Every gym has at least one person suffering from one or more of these diseases:
> Invisible Lat Syndrome - arms out posturing but has small lats > Nice Ass Watcher - spends more time looking at girls asses than lifting > The Bro Crowd - go to the gym to hang out instead of working out > Rerack Retards - leaves the weights all of the gym or puts them in wrong place > Spot Me Syndrome - needs a spot for everything just to attention seek > The Critic - never works out themselves but wants to lecture everyone else > The Librarian - doesn't lift big enough to need to make noise so expects everyone else to be quiet > The Hog - hogs every machine or bench even when on the other side of the gym > The Pervert Trainer - stands in the gym preying on women to teach to get laid > The Weight Dropper - needs attention so if you're not watching you sure as hell will hear > The Mirror Magnet - barely lifts a fucking things and spends all time flexing in mirror > The Mobile Magnet - cant spend 1 minute without checking their phone > The Coffee Corner Chicks - women talking and talking and doing more talking, and no lifting > The Adventurer - has the gym blueprints nailed down to the position of each machine but never works out > The Couple - go to the gym together to work out doing the same routine like they're joined at the hip > The Model - comes to the gym in fancy clothes better suited to a fashion magazine for gay blokes > The Receptionists BFFL - comes to the gym and spends 1 hour + talking to the receptionist, doesn't workout > Leg Intolerance - doesn't do any exercises for legs and thinks the leg press machine is a contraption from space > Gruntitis - doesn't let out the odd sound for heavy reps but sounds like a female tennis player giving birth mid set > Machine Manipulation Syndrome - switch to heavier weight after working out to make the next person think you lift heavy > The Equipment QA - floats around the gym testing out each piece of equipment for 1-3 reps maximum
>The faggot OP making lists and thinking hes above it all
Austin Davis
op btfo
Brandon Morris
I do everything on the list desu.
Logan Watson
Imagine typing all of this unironically
Noah Thomas
Imagine lacking such emotional control that you got baited into a response by it.

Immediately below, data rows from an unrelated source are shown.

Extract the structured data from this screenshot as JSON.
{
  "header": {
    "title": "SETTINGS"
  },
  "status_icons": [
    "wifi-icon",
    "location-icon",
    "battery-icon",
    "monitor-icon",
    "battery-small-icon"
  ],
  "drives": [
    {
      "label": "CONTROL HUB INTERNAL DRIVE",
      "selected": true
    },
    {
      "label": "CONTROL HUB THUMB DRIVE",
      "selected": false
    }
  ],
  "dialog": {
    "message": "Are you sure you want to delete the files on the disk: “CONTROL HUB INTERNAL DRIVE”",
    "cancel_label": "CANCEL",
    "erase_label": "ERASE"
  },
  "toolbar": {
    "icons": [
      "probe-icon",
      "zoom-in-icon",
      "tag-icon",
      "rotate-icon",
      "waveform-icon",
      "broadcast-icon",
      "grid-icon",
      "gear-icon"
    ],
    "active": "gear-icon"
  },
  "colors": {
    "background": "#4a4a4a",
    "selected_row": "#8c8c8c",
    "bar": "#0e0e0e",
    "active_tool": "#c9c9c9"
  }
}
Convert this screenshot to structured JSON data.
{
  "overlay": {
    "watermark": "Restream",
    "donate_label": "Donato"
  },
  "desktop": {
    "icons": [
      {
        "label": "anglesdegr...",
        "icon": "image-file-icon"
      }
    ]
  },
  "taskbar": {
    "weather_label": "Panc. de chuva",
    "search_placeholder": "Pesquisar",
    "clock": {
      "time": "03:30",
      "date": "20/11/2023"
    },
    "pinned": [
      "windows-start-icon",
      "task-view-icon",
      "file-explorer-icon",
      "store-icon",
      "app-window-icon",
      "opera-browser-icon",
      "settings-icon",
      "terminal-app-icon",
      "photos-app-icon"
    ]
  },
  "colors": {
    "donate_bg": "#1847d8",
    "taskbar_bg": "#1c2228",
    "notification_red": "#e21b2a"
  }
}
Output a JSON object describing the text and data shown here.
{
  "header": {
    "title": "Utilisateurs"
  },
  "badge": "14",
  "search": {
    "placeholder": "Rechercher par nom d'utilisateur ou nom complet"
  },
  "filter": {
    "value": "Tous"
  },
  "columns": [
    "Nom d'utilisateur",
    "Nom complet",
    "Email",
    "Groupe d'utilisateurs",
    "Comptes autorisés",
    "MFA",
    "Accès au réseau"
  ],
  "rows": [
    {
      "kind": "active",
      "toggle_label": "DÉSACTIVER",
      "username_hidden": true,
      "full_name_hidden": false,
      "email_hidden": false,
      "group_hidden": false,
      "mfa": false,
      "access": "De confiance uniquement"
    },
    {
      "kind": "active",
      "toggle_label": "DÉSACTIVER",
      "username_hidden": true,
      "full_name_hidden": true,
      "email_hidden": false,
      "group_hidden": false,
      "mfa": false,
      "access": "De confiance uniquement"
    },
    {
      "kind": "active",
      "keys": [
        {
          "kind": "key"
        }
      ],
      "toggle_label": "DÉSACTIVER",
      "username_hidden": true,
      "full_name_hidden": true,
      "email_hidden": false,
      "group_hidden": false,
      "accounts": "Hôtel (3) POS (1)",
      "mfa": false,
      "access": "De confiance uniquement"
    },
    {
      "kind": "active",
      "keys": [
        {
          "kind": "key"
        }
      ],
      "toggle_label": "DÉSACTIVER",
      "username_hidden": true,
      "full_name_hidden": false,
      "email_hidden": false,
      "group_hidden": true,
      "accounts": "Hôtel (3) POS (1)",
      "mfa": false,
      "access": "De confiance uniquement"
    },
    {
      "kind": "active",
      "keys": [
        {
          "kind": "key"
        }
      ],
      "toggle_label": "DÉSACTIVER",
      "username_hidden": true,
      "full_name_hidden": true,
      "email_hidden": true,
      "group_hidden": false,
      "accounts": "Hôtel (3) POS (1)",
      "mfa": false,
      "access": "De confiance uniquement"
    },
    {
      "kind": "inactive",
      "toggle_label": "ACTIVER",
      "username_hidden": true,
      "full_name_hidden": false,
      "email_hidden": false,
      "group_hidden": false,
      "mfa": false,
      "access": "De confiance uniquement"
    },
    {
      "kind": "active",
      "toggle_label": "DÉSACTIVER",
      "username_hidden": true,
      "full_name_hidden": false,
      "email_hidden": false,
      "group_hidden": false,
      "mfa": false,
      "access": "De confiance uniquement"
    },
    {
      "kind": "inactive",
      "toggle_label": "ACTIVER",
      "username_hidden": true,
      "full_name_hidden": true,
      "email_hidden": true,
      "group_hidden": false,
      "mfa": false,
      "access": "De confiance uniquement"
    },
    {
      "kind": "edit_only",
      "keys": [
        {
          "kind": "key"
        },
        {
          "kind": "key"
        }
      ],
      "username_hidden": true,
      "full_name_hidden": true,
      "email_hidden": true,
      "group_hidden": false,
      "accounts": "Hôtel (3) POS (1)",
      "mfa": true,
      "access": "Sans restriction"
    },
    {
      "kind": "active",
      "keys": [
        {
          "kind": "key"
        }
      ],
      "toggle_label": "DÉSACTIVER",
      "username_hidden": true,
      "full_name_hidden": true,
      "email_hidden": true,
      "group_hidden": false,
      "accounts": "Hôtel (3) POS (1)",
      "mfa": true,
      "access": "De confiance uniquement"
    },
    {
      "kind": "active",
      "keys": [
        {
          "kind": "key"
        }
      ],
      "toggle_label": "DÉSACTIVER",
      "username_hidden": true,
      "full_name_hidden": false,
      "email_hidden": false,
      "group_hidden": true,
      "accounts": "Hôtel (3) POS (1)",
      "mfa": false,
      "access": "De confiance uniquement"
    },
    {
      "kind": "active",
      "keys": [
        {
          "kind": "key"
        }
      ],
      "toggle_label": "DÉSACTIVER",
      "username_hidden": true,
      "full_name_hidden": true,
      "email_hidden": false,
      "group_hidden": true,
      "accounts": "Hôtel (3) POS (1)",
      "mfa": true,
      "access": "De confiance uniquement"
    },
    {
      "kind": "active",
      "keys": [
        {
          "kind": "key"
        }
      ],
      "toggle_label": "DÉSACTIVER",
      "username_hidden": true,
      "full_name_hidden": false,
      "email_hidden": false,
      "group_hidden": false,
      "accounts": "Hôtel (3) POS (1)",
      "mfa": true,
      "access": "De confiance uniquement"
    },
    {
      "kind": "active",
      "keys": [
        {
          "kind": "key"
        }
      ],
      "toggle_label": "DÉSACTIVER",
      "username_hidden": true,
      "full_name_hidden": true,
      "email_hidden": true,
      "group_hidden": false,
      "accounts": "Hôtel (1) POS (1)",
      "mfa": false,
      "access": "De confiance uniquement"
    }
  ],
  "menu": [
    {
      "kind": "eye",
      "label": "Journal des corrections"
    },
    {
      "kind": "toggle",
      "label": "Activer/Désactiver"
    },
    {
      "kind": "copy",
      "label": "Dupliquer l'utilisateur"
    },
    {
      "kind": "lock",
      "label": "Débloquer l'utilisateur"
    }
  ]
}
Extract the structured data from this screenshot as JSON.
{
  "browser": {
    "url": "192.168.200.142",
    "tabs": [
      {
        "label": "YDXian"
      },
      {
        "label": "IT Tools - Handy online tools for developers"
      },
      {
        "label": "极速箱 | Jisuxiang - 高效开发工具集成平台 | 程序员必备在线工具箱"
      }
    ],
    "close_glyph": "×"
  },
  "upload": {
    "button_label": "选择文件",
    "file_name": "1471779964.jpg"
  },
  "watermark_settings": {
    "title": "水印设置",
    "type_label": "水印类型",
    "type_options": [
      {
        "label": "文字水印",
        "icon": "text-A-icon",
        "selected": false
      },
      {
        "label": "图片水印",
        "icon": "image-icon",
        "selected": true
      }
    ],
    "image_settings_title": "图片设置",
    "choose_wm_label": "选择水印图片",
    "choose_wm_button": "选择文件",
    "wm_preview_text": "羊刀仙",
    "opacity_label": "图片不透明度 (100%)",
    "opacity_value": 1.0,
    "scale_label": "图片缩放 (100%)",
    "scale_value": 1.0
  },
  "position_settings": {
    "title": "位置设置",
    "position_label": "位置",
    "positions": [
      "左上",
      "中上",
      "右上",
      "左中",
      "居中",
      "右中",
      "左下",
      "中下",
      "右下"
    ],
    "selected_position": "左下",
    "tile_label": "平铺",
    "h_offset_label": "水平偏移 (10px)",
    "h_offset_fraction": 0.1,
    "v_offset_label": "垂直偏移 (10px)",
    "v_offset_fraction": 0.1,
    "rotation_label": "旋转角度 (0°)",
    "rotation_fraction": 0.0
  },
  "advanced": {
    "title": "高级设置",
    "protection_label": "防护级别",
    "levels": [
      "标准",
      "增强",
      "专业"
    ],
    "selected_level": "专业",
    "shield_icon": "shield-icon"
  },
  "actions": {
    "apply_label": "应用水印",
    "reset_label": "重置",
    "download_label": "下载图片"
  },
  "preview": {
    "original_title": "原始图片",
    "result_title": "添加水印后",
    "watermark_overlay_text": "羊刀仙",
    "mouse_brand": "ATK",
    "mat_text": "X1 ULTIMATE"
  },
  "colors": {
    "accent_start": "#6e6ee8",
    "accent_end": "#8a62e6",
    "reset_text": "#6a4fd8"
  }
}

Did it hit a nerve retard?
Justin Scott
Theres also the skinny guys who think they're huge, and think they're ripped as fuck because their ribs are visible. And theres the textbook thots whose workout routine consists exclusively of squats and "LOOK AT MY ASS"
Elijah Walker
Nice Ass Watcher gang
Andrew Martin
Nice buzzfeed list fucking faggot
Grayson Sullivan
Nice try OP. No amount of coping will change the fact you should go back to cuckit and string yourself.
Owen Perez
Barbell Transmitted Disease
Ryan Bennett
> Invisible Lat Syndrome > Nice Ass Watcher > Leg Intolerance > Gruntitis > Machine Manipulation Syndrome > The Equipment QA
None of these happen at my gym except maybe a variant of the couples one. >group of 2 or more married couples hogs the bench for over an hour >power lifter on the other bench takes equally as long and is there at the same time I had to change my lift schedule to not do chest on Mondays anymore.
You forgot the scourge of my local gym: The B.O. guy. I started bringing a can of Febreeze with me and would spray whenever I smelled his unsavory scent.